College dilemma$ in the digital age

By Megan McDonald/Arizona Sonora News

College students often find themselves in financial stress juggling tuition, loans, rent and daily expenses. In a digital age with digital options, some female students take advantage of the internet and social media to receive money and gifts in exchange for companionship with affluent men, who style themselves as sugar daddies. This is part of a well-established online phenomenon called sugar-dating.

“My sugar daddy likes to send me a couple thousand dollars a month to pay for schooling or other monthly expenses,” says one young woman at the University of Arizona. She wants to remain anonymous, so we’ll call her Student A. She is  among women who participate in the major activity of sugar-dating, in which females register to find relationships with older, often affluent men.

“He will even send me expensive gifts every so often,” Student A said. “It’s expected out of me to meet with him every now and then for dinner or coffee, to catch up and hang out.”

She is quick to answer the obvious question: “No, I don’t participate in any sexual favors — but he does like to spoil me.”

The phenomenon is popular, as attested to by the proliferation of sugar-dating websites offering relationship-seeking for all ages and situations. On social media platforms such as Instagram, female students commonly receive propositions in messages from men wishing to pay them for relationships – mentoring and networking opportunities or social engagements in which the older male is seeking a young, attractive companion. These relationships often go no further than the casual “meet-up-for-coffee” date, but sometimes could entail something as lavish as a trip to the Bahamas — all expenses paid.

Student A, who is 22 years old, says she never thought of looking for a gift-giving relationship, but when she was forced to become financially independent in college, she decided to create a profile on Seeking Arrangement, a popular sugar-dating website that claims to have 20 million members worldwide, half of them in the United States. It claims a registrant ratio of four females to every male. Membership is free for college students.  Although she has received help through financial aid and scholarships, she said she was living paycheck to paycheck.

”When you hear the words sugar daddy and sugar baby, people automatically start judging,” she said. “Since society has added this huge negative connotation to these types of relationships, I feel as if I have to keep my relationship private. The only people who know about my relationship are my friends who are in these relationships as well.”

On Seeking Arrangement, Arizona ranks No.9 in state activity in the United States. Arrangements are flexible and determined by members.

Adelia Acker, 21, who has 17,000 followers on her Instagram profile, said that will post her Venmo name on her biography or Snapchat story from time to time to collect payments from her male followers.  

“I’ve gotten $400 since December from people I’ve never spoken to,” Acker said. “There was one guy who captioned his payment, ‘are you looking for a sugar daddy?’ and I just liked the payment without responding. Clearly I’m not looking for anything, I just need money.”

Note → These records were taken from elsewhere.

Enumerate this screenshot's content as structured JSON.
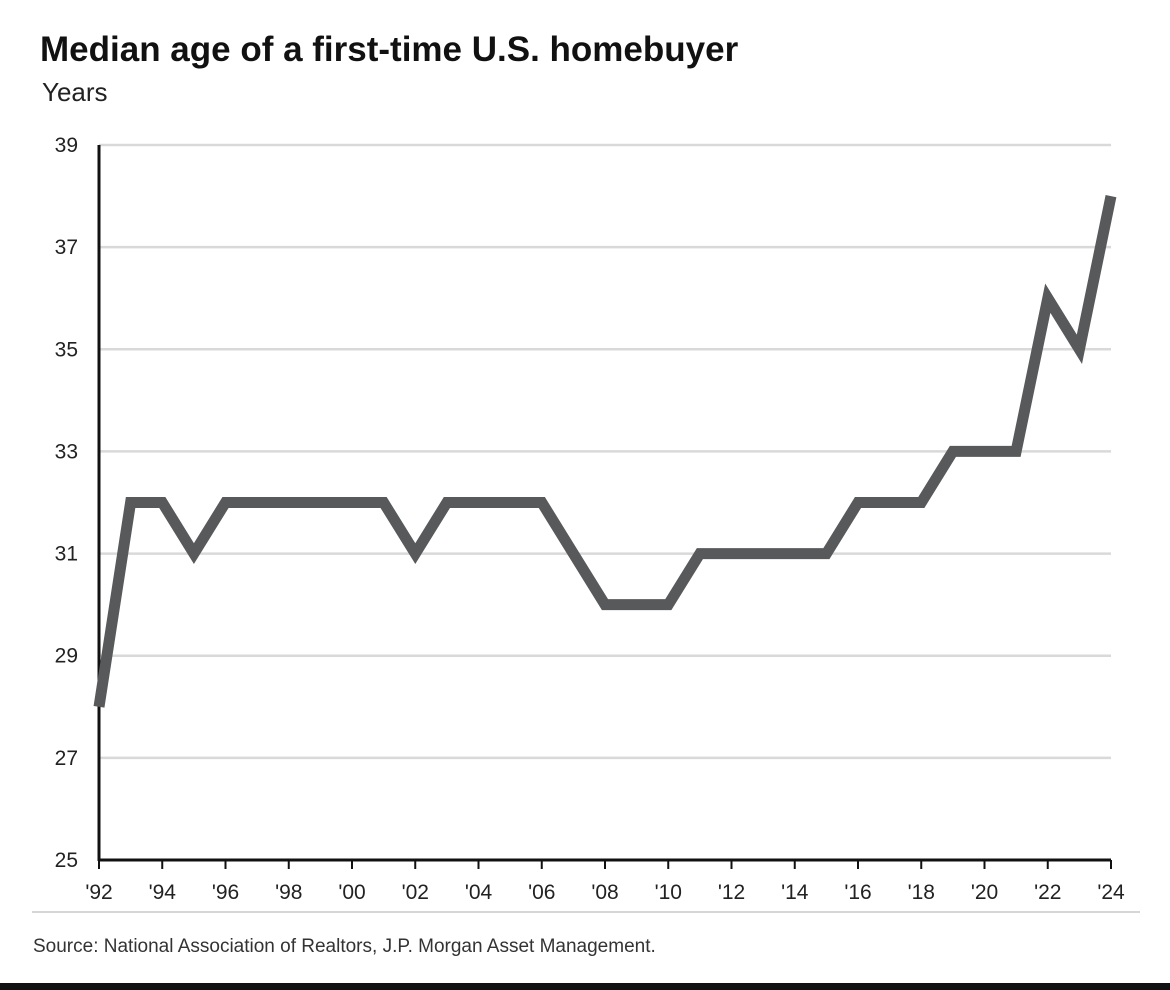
{
  "title": "Median age of a first-time U.S. homebuyer",
  "subtitle": "Years",
  "source": "Source: National Association of Realtors, J.P. Morgan Asset Management.",
  "colors": {
    "line": "#58595b",
    "grid": "#d9d9d9",
    "axis": "#111111",
    "footer_rule": "#111111"
  },
  "chart_data": {
    "type": "line",
    "title": "Median age of a first-time U.S. homebuyer",
    "ylabel": "Years",
    "xlabel": "",
    "ylim": [
      25,
      39
    ],
    "yticks": [
      25,
      27,
      29,
      31,
      33,
      35,
      37,
      39
    ],
    "xlim": [
      1992,
      2024
    ],
    "xticks": [
      1992,
      1994,
      1996,
      1998,
      2000,
      2002,
      2004,
      2006,
      2008,
      2010,
      2012,
      2014,
      2016,
      2018,
      2020,
      2022,
      2024
    ],
    "xtick_labels": [
      "'92",
      "'94",
      "'96",
      "'98",
      "'00",
      "'02",
      "'04",
      "'06",
      "'08",
      "'10",
      "'12",
      "'14",
      "'16",
      "'18",
      "'20",
      "'22",
      "'24"
    ],
    "grid": "horizontal",
    "legend": "none",
    "series": [
      {
        "x": [
          1992,
          1993,
          1994,
          1995,
          1996,
          1997,
          1998,
          1999,
          2000,
          2001,
          2002,
          2003,
          2004,
          2005,
          2006,
          2007,
          2008,
          2009,
          2010,
          2011,
          2012,
          2013,
          2014,
          2015,
          2016,
          2017,
          2018,
          2019,
          2020,
          2021,
          2022,
          2023,
          2024
        ],
        "values": [
          28,
          32,
          32,
          31,
          32,
          32,
          32,
          32,
          32,
          32,
          31,
          32,
          32,
          32,
          32,
          31,
          30,
          30,
          30,
          31,
          31,
          31,
          31,
          31,
          32,
          32,
          32,
          33,
          33,
          33,
          36,
          35,
          38
        ]
      }
    ]
  }
}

Acker said she believes that some men on such online sites have a desire to feel financial power over young women.

A good-looking college girl on the Internet can find some financial advantages online, but there are obviously some matters of concern. A young woman who we will call Student B has  been on Seeking Arrangement for two years and says there are ups and downs. When her University of Arizona friends mentioned their success with their sugar-dating, she was eager to see what it was all about. Her first relationship was quite successful, she said.

“He was more of a mentor to me,” Student B said. “I would tell him my life goals and passions and he would give me advice on different topics. He wanted to see me succeed and in return, he would pay my rent and send my friends and me on trips to the Bahamas.”

Student B kept that relationship secret and regarded it as a positive means of self-betterment, but she found others that were troubling.

“I figured I would try to get another sugar daddy in order to receive more money,” she said. “But a lot of the messages I got made me uncomfortable. There were guys asking for sexual favors and like role-playing, and that was just crossing the line for me. I’m sure a lot of girls do follow through with these things — or else, why would I get so many messages about sex?”

Most relationships on sugar-dating sites appear to be between young woman and older men, but affluent older women seeking a range of relationships with younger men are also represented.

But college students are a big prize. Seeking Arrangement even has a section “Sugar Baby University United States” showing a “student debt clock” as it clicks ever higher. The copy says  “As tuition prices and the national student loan debt increase, so do the number of college Sugar Babies,” and then lists the top 20 universities and colleges where the most students registered on Seeking Arrangement during 2018.

Georgia State was No. 1 on the 2018 list, which had no Arizona university in the top 20. However, on the top 20 list for 2017, Arizona State University came in at No. 1 in the country, with 352 new “sugar babies,” for a total of 1,361. The University of Arizona was No. 13, with 179 new sugar babies, bringing the total to 583.